I pull the engine fan off in the winter and then use cardboard to cover the radiator I use to have a cold front but it went with the old truck I had .
 
My dad did that, had to leave heater fan running, but he forgot one time and it boiled over.
 
Only time I've boiled over is when pulling long hills and I forget to slide the cardboard over I use to pieces of cardboard that way I can slide it like a sliding window to regulate air flow .
 
Be careful with the cardboard in front of radiator. I put it in my truck , got about 6 miles down the road and over heated and blew the bottom hose. It split about 6 inches lengthwise. Of course it was original on a 94 F-150.
 
Only use cardboard directly against the radiator if you want to over heat your engine and blow it up sky high!

I've used winter fronts on all my pickups since 1981, a 300-6 F150. With the winter front away from the radiator air can still flow thru the core and cool the engine. With cardboard against the radiator you completely take that part of the radiator out of the heat transfer business. An engine sitting idling with cardboard covering 90% of the radiator will overheat sitting still in less than five minutes.

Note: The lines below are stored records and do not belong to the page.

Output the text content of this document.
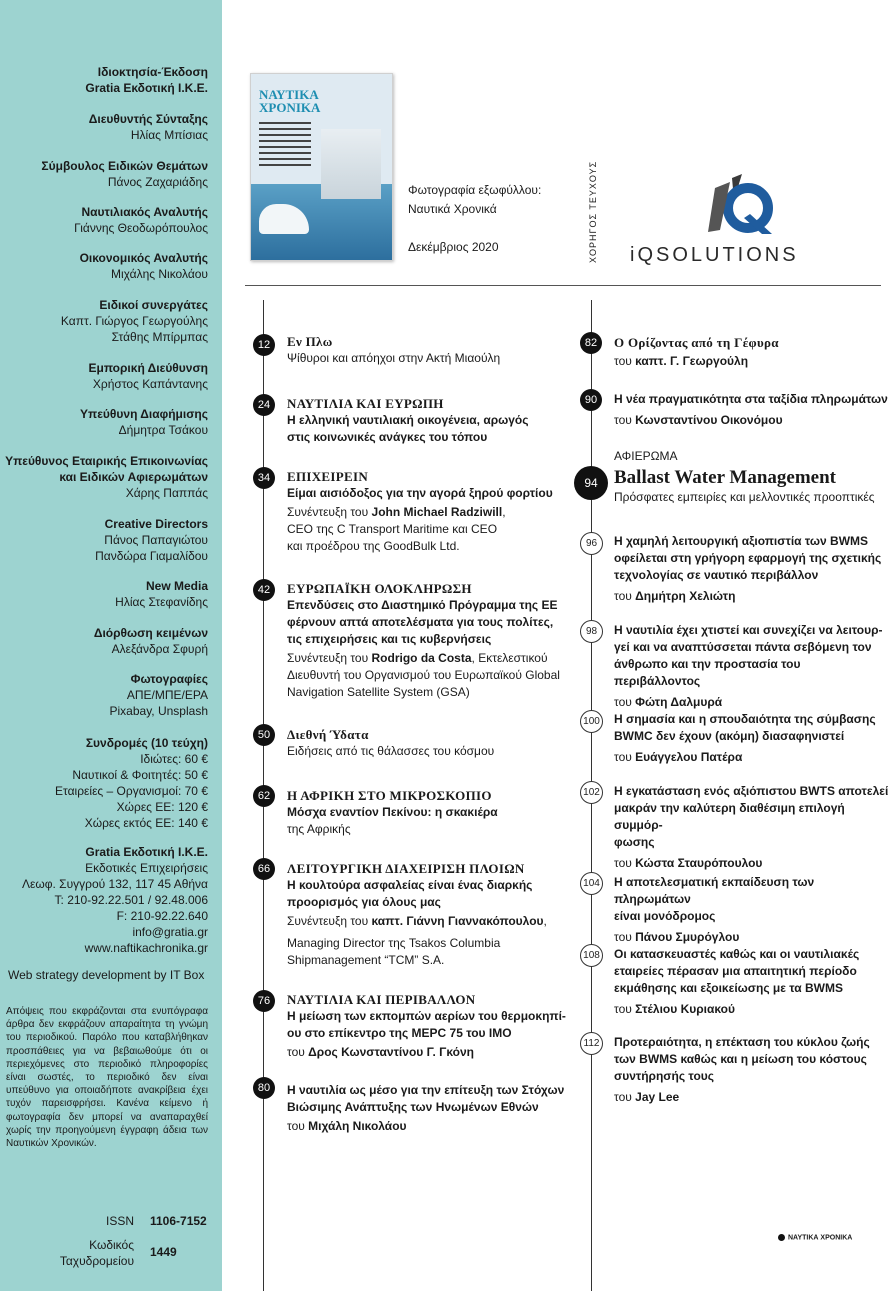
Ιδιοκτησία-Έκδοση
Gratia Εκδοτική Ι.Κ.Ε.
Διευθυντής Σύνταξης
Ηλίας Μπίσιας
Σύμβουλος Ειδικών Θεμάτων
Πάνος Ζαχαριάδης
Ναυτιλιακός Αναλυτής
Γιάννης Θεοδωρόπουλος
Οικονομικός Αναλυτής
Μιχάλης Νικολάου
Ειδικοί συνεργάτες
Καπτ. Γιώργος Γεωργούλης
Στάθης Μπίρμπας
Εμπορική Διεύθυνση
Χρήστος Καπάντανης
Υπεύθυνη Διαφήμισης
Δήμητρα Τσάκου
Υπεύθυνος Εταιρικής Επικοινωνίας
και Ειδικών Αφιερωμάτων
Χάρης Παππάς
Creative Directors
Πάνος Παπαγιώτου
Πανδώρα Γιαμαλίδου
New Media
Ηλίας Στεφανίδης
Διόρθωση κειμένων
Αλεξάνδρα Σφυρή
Φωτογραφίες
ΑΠΕ/ΜΠΕ/EPA
Pixabay, Unsplash
Συνδρομές (10 τεύχη)
Ιδιώτες: 60 €
Ναυτικοί & Φοιτητές: 50 €
Εταιρείες – Οργανισμοί: 70 €
Χώρες ΕΕ: 120 €
Χώρες εκτός ΕΕ: 140 €
Gratia Εκδοτική Ι.Κ.Ε.
Εκδοτικές Επιχειρήσεις
Λεωφ. Συγγρού 132, 117 45 Αθήνα
T: 210-92.22.501 / 92.48.006
F: 210-92.22.640
info@gratia.gr
www.naftikachronika.gr
Web strategy development by IT Box
Απόψεις που εκφράζονται στα ενυπόγραφα άρθρα δεν εκφράζουν απαραίτητα τη γνώμη του περιοδικού. Παρόλο που καταβλήθηκαν προσπάθειες για να βεβαιωθούμε ότι οι περιεχόμενες στο περιοδικό πληροφορίες είναι σωστές, το περιοδικό δεν είναι υπεύθυνο για οποιαδήποτε ανακρίβεια έχει τυχόν παρεισφρήσει. Κανένα κείμενο ή φωτογραφία δεν μπορεί να αναπαραχθεί χωρίς την προηγούμενη έγγραφη άδεια των Ναυτικών Χρονικών.
ISSN 1106-7152
Κωδικός
Ταχυδρομείου
1449
ΝΑΥΤΙΚΑ
ΧΡΟΝΙΚΑ
Φωτογραφία εξωφύλλου:
Ναυτικά Χρονικά
Δεκέμβριος 2020	ΧΟΡΗΓΟΣ ΤΕΥΧΟΥΣ iQSOLUTIONS
12	Εν Πλω
Ψίθυροι και απόηχοι στην Ακτή Μιαούλη
24	ΝΑΥΤΙΛΙΑ ΚΑΙ ΕΥΡΩΠΗ
Η ελληνική ναυτιλιακή οικογένεια, αρωγός
στις κοινωνικές ανάγκες του τόπου
34	ΕΠΙΧΕΙΡΕΙΝ
Είμαι αισιόδοξος για την αγορά ξηρού φορτίου
Συνέντευξη του John Michael Radziwill,
CEO της C Transport Maritime και CEO
και προέδρου της GoodBulk Ltd.
42	ΕΥΡΩΠΑΪΚΗ ΟΛΟΚΛΗΡΩΣΗ
Επενδύσεις στο Διαστημικό Πρόγραμμα της ΕΕ
φέρνουν απτά αποτελέσματα για τους πολίτες,
τις επιχειρήσεις και τις κυβερνήσεις
Συνέντευξη του Rodrigo da Costa, Εκτελεστικού
Διευθυντή του Οργανισμού του Ευρωπαϊκού Global
Navigation Satellite System (GSA)
50	Διεθνή Ύδατα
Ειδήσεις από τις θάλασσες του κόσμου
62	Η ΑΦΡΙΚΗ ΣΤΟ ΜΙΚΡΟΣΚΟΠΙΟ
Μόσχα εναντίον Πεκίνου: η σκακιέρα
της Αφρικής
66	ΛΕΙΤΟΥΡΓΙΚΗ ΔΙΑΧΕΙΡΙΣΗ ΠΛΟΙΩΝ
Η κουλτούρα ασφαλείας είναι ένας διαρκής
προορισμός για όλους μας
Συνέντευξη του καπτ. Γιάννη Γιαννακόπουλου,
Managing Director της Tsakos Columbia
Shipmanagement “TCM” S.A.
76	ΝΑΥΤΙΛΙΑ ΚΑΙ ΠΕΡΙΒΑΛΛΟΝ
Η μείωση των εκπομπών αερίων του θερμοκηπί-
ου στο επίκεντρο της MEPC 75 του IMO
του Δρος Κωνσταντίνου Γ. Γκόνη
80	Η ναυτιλία ως μέσο για την επίτευξη των Στόχων
Βιώσιμης Ανάπτυξης των Ηνωμένων Εθνών
του Μιχάλη Νικολάου
82	Ο Ορίζοντας από τη Γέφυρα
του καπτ. Γ. Γεωργούλη
90	Η νέα πραγματικότητα στα ταξίδια πληρωμάτων
του Κωνσταντίνου Οικονόμου
ΑΦΙΕΡΩΜΑ
94 Ballast Water Management
Πρόσφατες εμπειρίες και μελλοντικές προοπτικές
96	Η χαμηλή λειτουργική αξιοπιστία των BWMS
οφείλεται στη γρήγορη εφαρμογή της σχετικής
τεχνολογίας σε ναυτικό περιβάλλον
του Δημήτρη Χελιώτη
98	Η ναυτιλία έχει χτιστεί και συνεχίζει να λειτουρ-
γεί και να αναπτύσσεται πάντα σεβόμενη τον
άνθρωπο και την προστασία του περιβάλλοντος
του Φώτη Δαλμυρά
100 Η σημασία και η σπουδαιότητα της σύμβασης
BWMC δεν έχουν (ακόμη) διασαφηνιστεί
του Ευάγγελου Πατέρα
102 Η εγκατάσταση ενός αξιόπιστου BWTS αποτελεί
μακράν την καλύτερη διαθέσιμη επιλογή συμμόρ-
φωσης
του Κώστα Σταυρόπουλου
104 Η αποτελεσματική εκπαίδευση των πληρωμάτων
είναι μονόδρομος
του Πάνου Σμυρόγλου
108 Οι κατασκευαστές καθώς και οι ναυτιλιακές
εταιρείες πέρασαν μια απαιτητική περίοδο
εκμάθησης και εξοικείωσης με τα BWMS
του Στέλιου Κυριακού
112 Προτεραιότητα, η επέκταση του κύκλου ζωής
των BWMS καθώς και η μείωση του κόστους
συντήρησής τους
του Jay Lee
ΝΑΥΤΙΚΑ ΧΡΟΝΙΚΑ
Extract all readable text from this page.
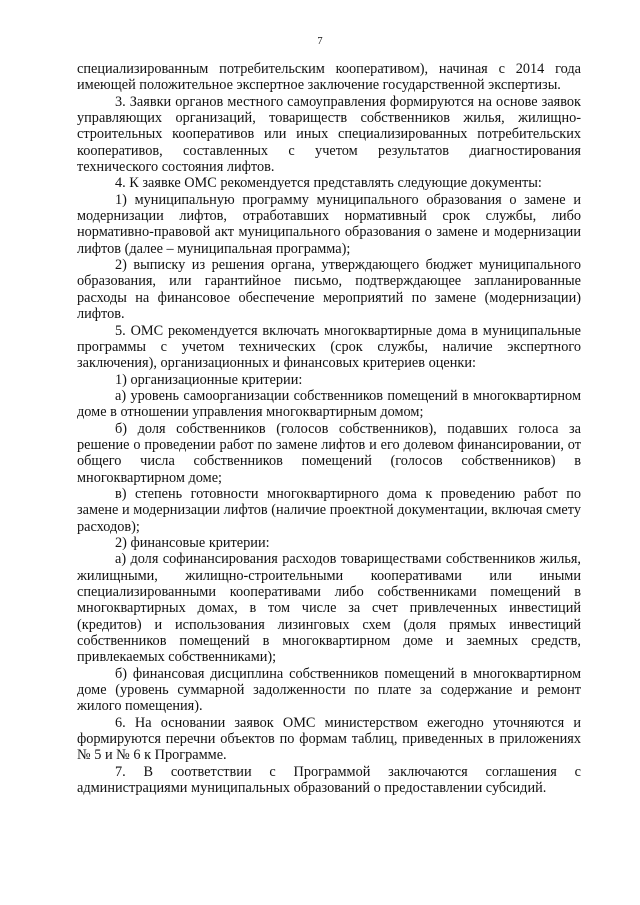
7

специализированным потребительским кооперативом), начиная с 2014 года имеющей положительное экспертное заключение государственной экспертизы.

3. Заявки органов местного самоуправления формируются на основе заявок управляющих организаций, товариществ собственников жилья, жилищно-строительных кооперативов или иных специализированных потребительских кооперативов, составленных с учетом результатов диагностирования технического состояния лифтов.

4. К заявке ОМС рекомендуется представлять следующие документы:

1) муниципальную программу муниципального образования о замене и модернизации лифтов, отработавших нормативный срок службы, либо нормативно-правовой акт муниципального образования о замене и модернизации лифтов (далее – муниципальная программа);

2) выписку из решения органа, утверждающего бюджет муниципального образования, или гарантийное письмо, подтверждающее запланированные расходы на финансовое обеспечение мероприятий по замене (модернизации) лифтов.

5. ОМС рекомендуется включать многоквартирные дома в муниципальные программы с учетом технических (срок службы, наличие экспертного заключения), организационных и финансовых критериев оценки:

1) организационные критерии:

а) уровень самоорганизации собственников помещений в многоквартирном доме в отношении управления многоквартирным домом;

б) доля собственников (голосов собственников), подавших голоса за решение о проведении работ по замене лифтов и его долевом финансировании, от общего числа собственников помещений (голосов собственников) в многоквартирном доме;

в) степень готовности многоквартирного дома к проведению работ по замене и модернизации лифтов (наличие проектной документации, включая смету расходов);

2) финансовые критерии:

а) доля софинансирования расходов товариществами собственников жилья, жилищными, жилищно-строительными кооперативами или иными специализированными кооперативами либо собственниками помещений в многоквартирных домах, в том числе за счет привлеченных инвестиций (кредитов) и использования лизинговых схем (доля прямых инвестиций собственников помещений в многоквартирном доме и заемных средств, привлекаемых собственниками);

б) финансовая дисциплина собственников помещений в многоквартирном доме (уровень суммарной задолженности по плате за содержание и ремонт жилого помещения).

6. На основании заявок ОМС министерством ежегодно уточняются и формируются перечни объектов по формам таблиц, приведенных в приложениях № 5 и № 6 к Программе.

7. В соответствии с Программой заключаются соглашения с администрациями муниципальных образований о предоставлении субсидий.
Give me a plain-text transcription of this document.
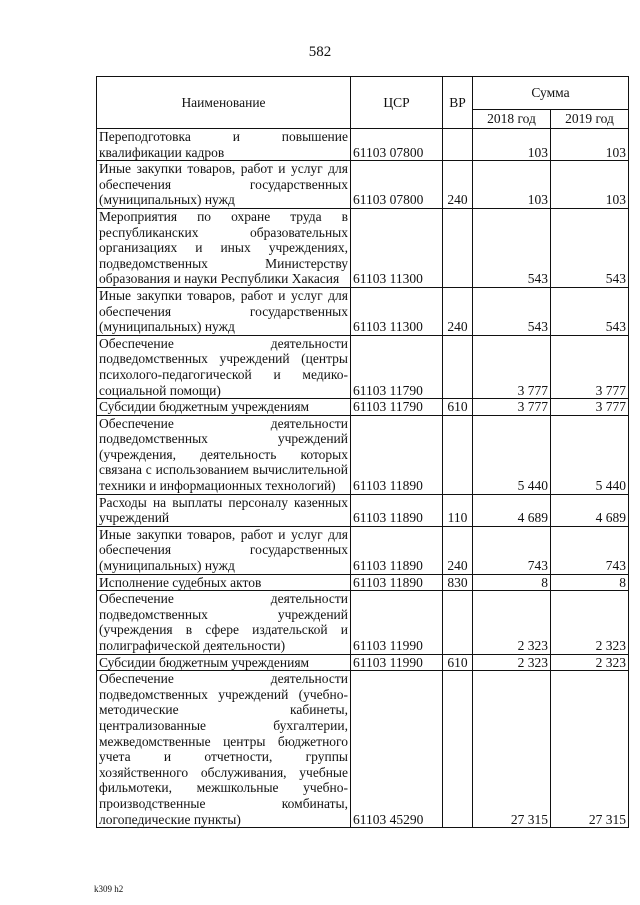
582
Наименование	ЦСР	ВР	Сумма	
			2018 год	2019 год

Переподготовка и повышение квалификации кадров	61103 07800		103	103

Иные закупки товаров, работ и услуг для обеспечения государственных (муниципальных) нужд	61103 07800	240	103	103

Мероприятия по охране труда в республиканских образовательных организациях и иных учреждениях, подведомственных Министерству образования и науки Республики Хакасия	61103 11300		543	543

Иные закупки товаров, работ и услуг для обеспечения государственных (муниципальных) нужд	61103 11300	240	543	543

Обеспечение деятельности подведомственных учреждений (центры психолого-педагогической и медико-социальной помощи)	61103 11790		3 777	3 777

Субсидии бюджетным учреждениям	61103 11790	610	3 777	3 777

Обеспечение деятельности подведомственных учреждений (учреждения, деятельность которых связана с использованием вычислительной техники и информационных технологий)	61103 11890		5 440	5 440

Расходы на выплаты персоналу казенных учреждений	61103 11890	110	4 689	4 689

Иные закупки товаров, работ и услуг для обеспечения государственных (муниципальных) нужд	61103 11890	240	743	743

Исполнение судебных актов	61103 11890	830	8	8

Обеспечение деятельности подведомственных учреждений (учреждения в сфере издательской и полиграфической деятельности)	61103 11990		2 323	2 323

Субсидии бюджетным учреждениям	61103 11990	610	2 323	2 323

Обеспечение деятельности подведомственных учреждений (учебно-методические кабинеты, централизованные бухгалтерии, межведомственные центры бюджетного учета и отчетности, группы хозяйственного обслуживания, учебные фильмотеки, межшкольные учебно-производственные комбинаты, логопедические пункты)	61103 45290		27 315	27 315
k309 h2
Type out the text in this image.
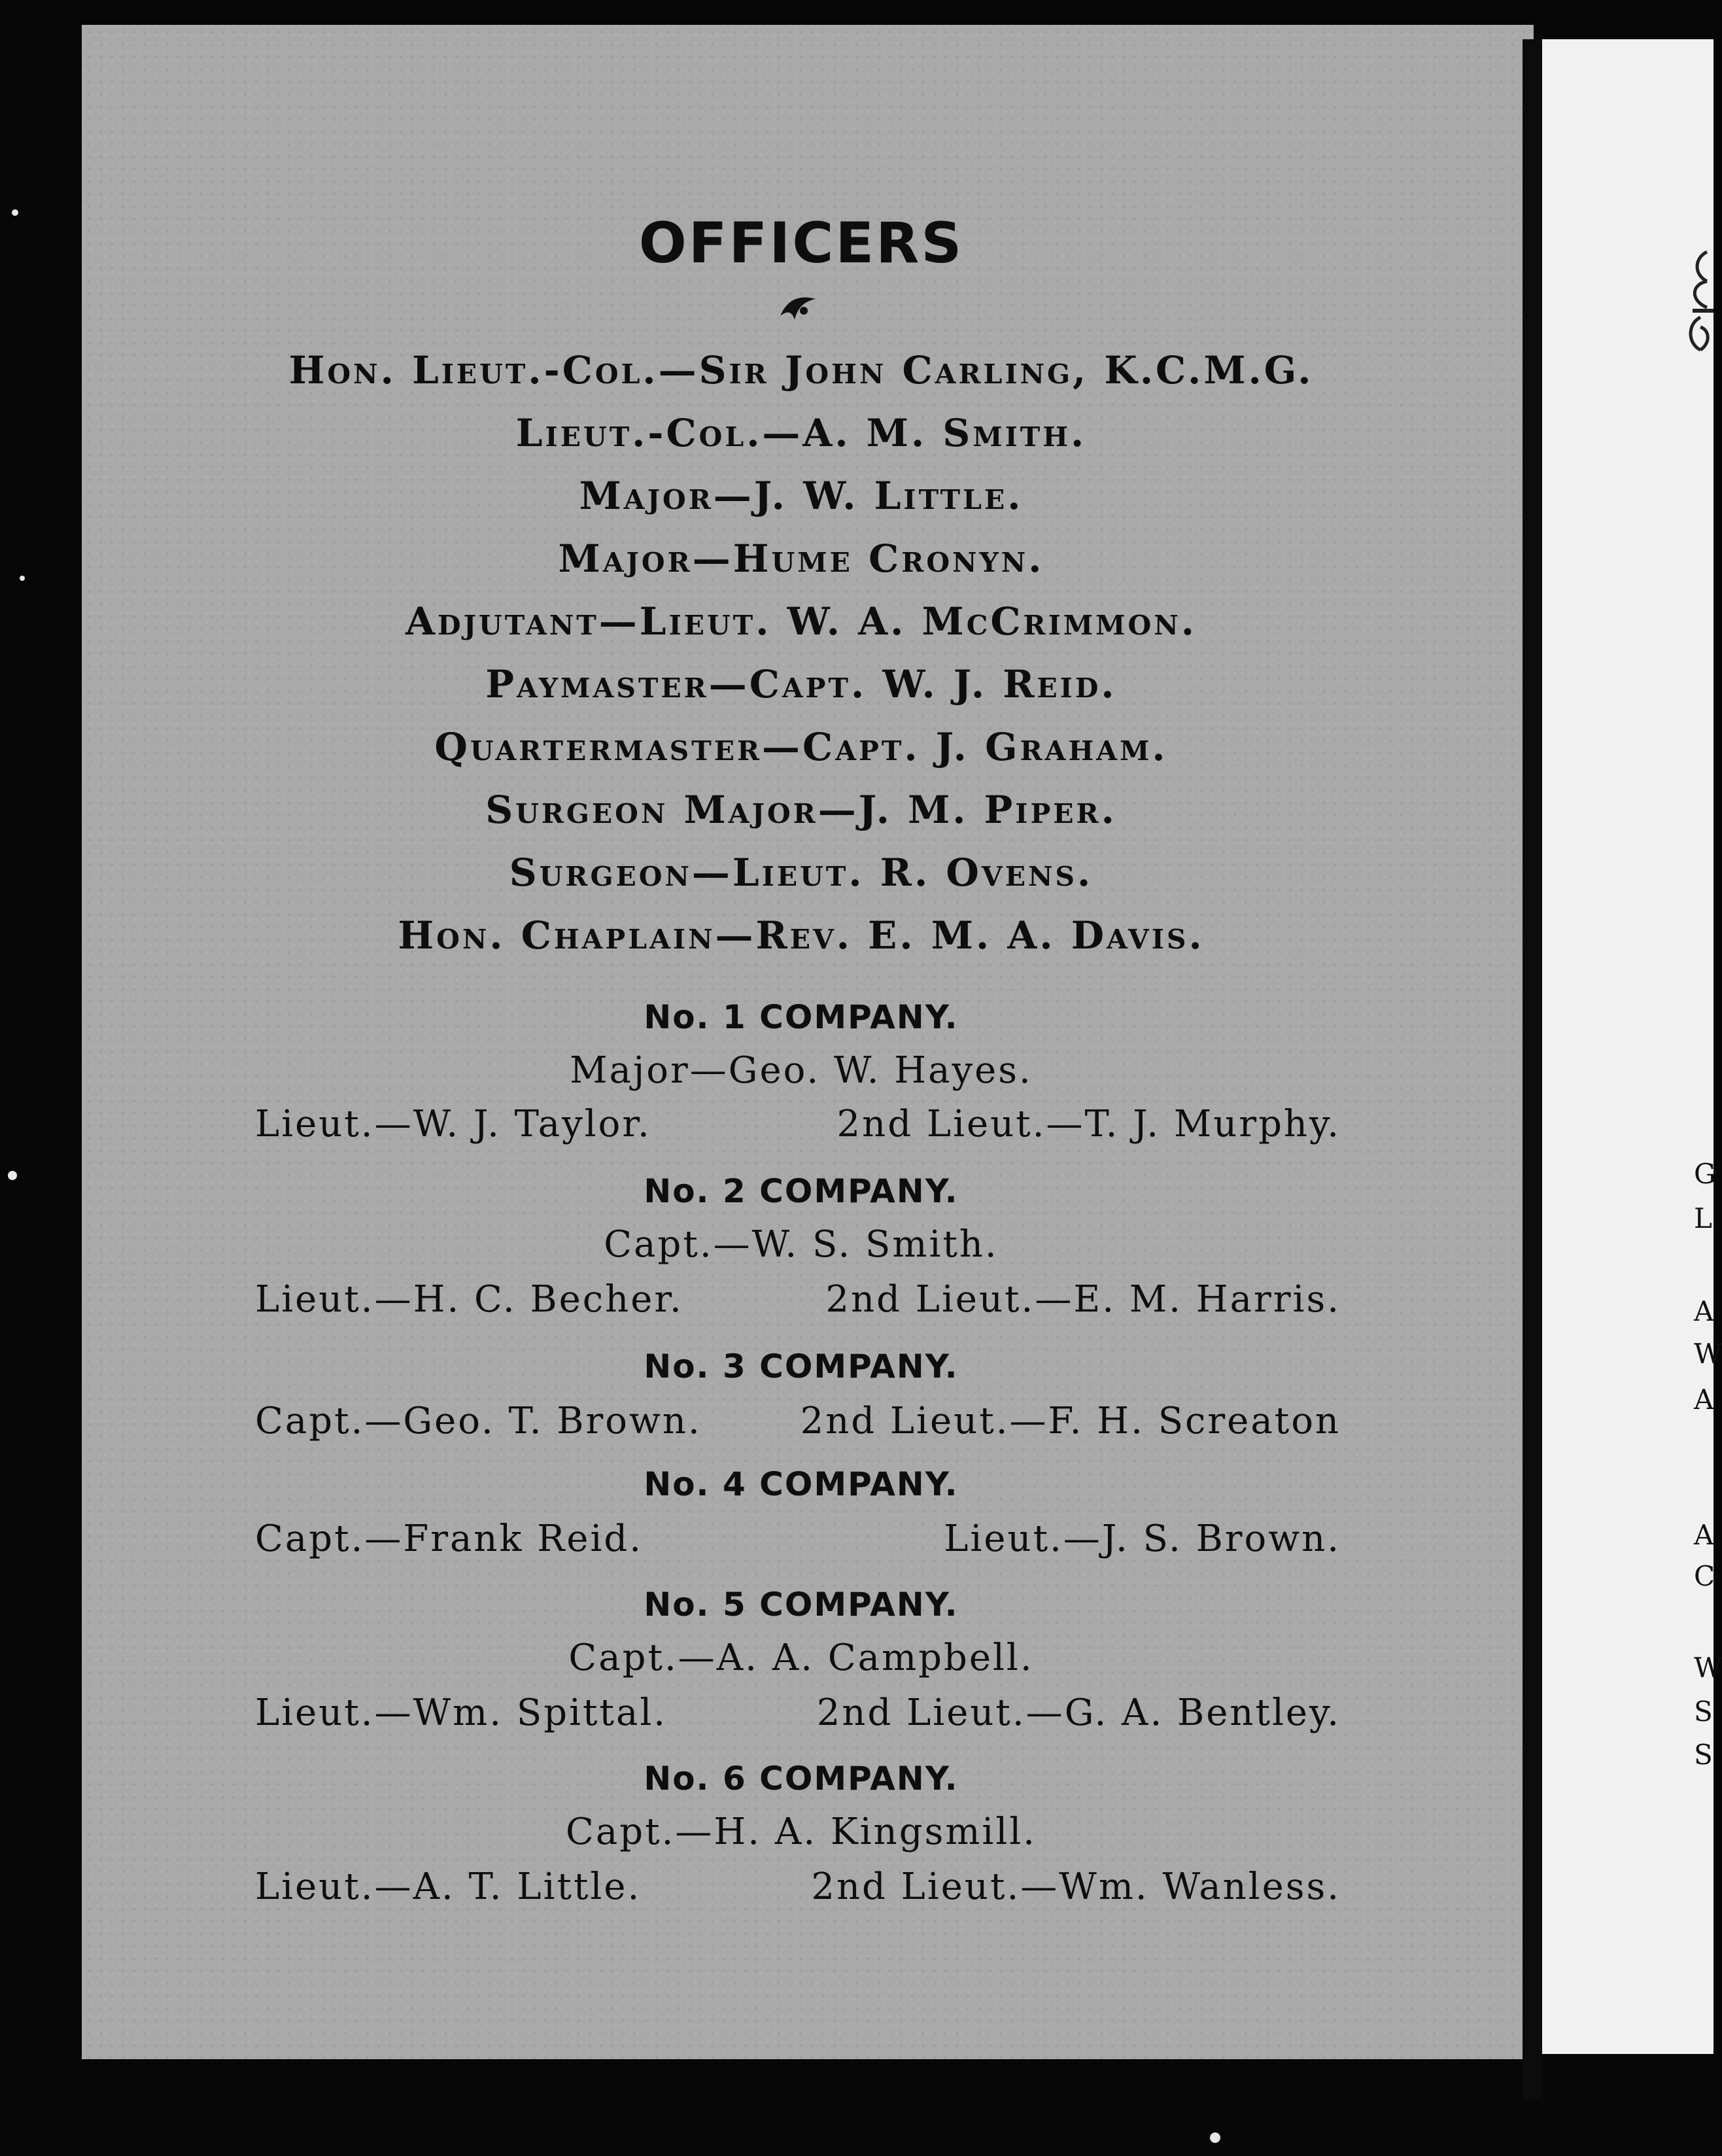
G
L
A
W
A
A
C
W
S
S
OFFICERS
Hon. Lieut.-Col.—Sir John Carling, K.C.M.G.
Lieut.-Col.—A. M. Smith.
Major—J. W. Little.
Major—Hume Cronyn.
Adjutant—Lieut. W. A. McCrimmon.
Paymaster—Capt. W. J. Reid.
Quartermaster—Capt. J. Graham.
Surgeon Major—J. M. Piper.
Surgeon—Lieut. R. Ovens.
Hon. Chaplain—Rev. E. M. A. Davis.
No. 1 COMPANY.
Major—Geo. W. Hayes.
Lieut.—W. J. Taylor.	2nd Lieut.—T. J. Murphy.
No. 2 COMPANY.
Capt.—W. S. Smith.
Lieut.—H. C. Becher.	2nd Lieut.—E. M. Harris.
No. 3 COMPANY.
Capt.—Geo. T. Brown.	2nd Lieut.—F. H. Screaton
No. 4 COMPANY.
Capt.—Frank Reid.	Lieut.—J. S. Brown.
No. 5 COMPANY.
Capt.—A. A. Campbell.
Lieut.—Wm. Spittal.	2nd Lieut.—G. A. Bentley.
No. 6 COMPANY.
Capt.—H. A. Kingsmill.
Lieut.—A. T. Little.	2nd Lieut.—Wm. Wanless.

Son's brand new '14 Ram 2500 came with a winter front as part of the cold weather pkg.
 
I've used cardboard off and on all my life. Course, mornings like this one (+20F) is about as cold as it gets. The temp gauge on the dash tells you how hot the system is and once you open the stat the whole shebang is about the same temp. Course I didn't get on the interstate and do 70 either. So I never had an issue and I can recall years ago that I too took the fan off. However that was more of a nuisance and only did it a couple of years.

Mark
 

I don't know why you would. With the T'stat closed the cold coolant stays in the radiator and with the fan not turning it slows how fast it cools off any way. I thought that seventies technology had it covered.
 
One slight correction here....
A GASOLINE engine will overheat at idle. Most diesels will idle all day without even reaching operating temperature. I once drove a Cummins N-14 over 30 miles with a blown water pump without overheating. Ran it up to speed, kicked it out of gear, idled it down to almost cold, and repeated the procedure. Diesels only get hot when you make them WORK.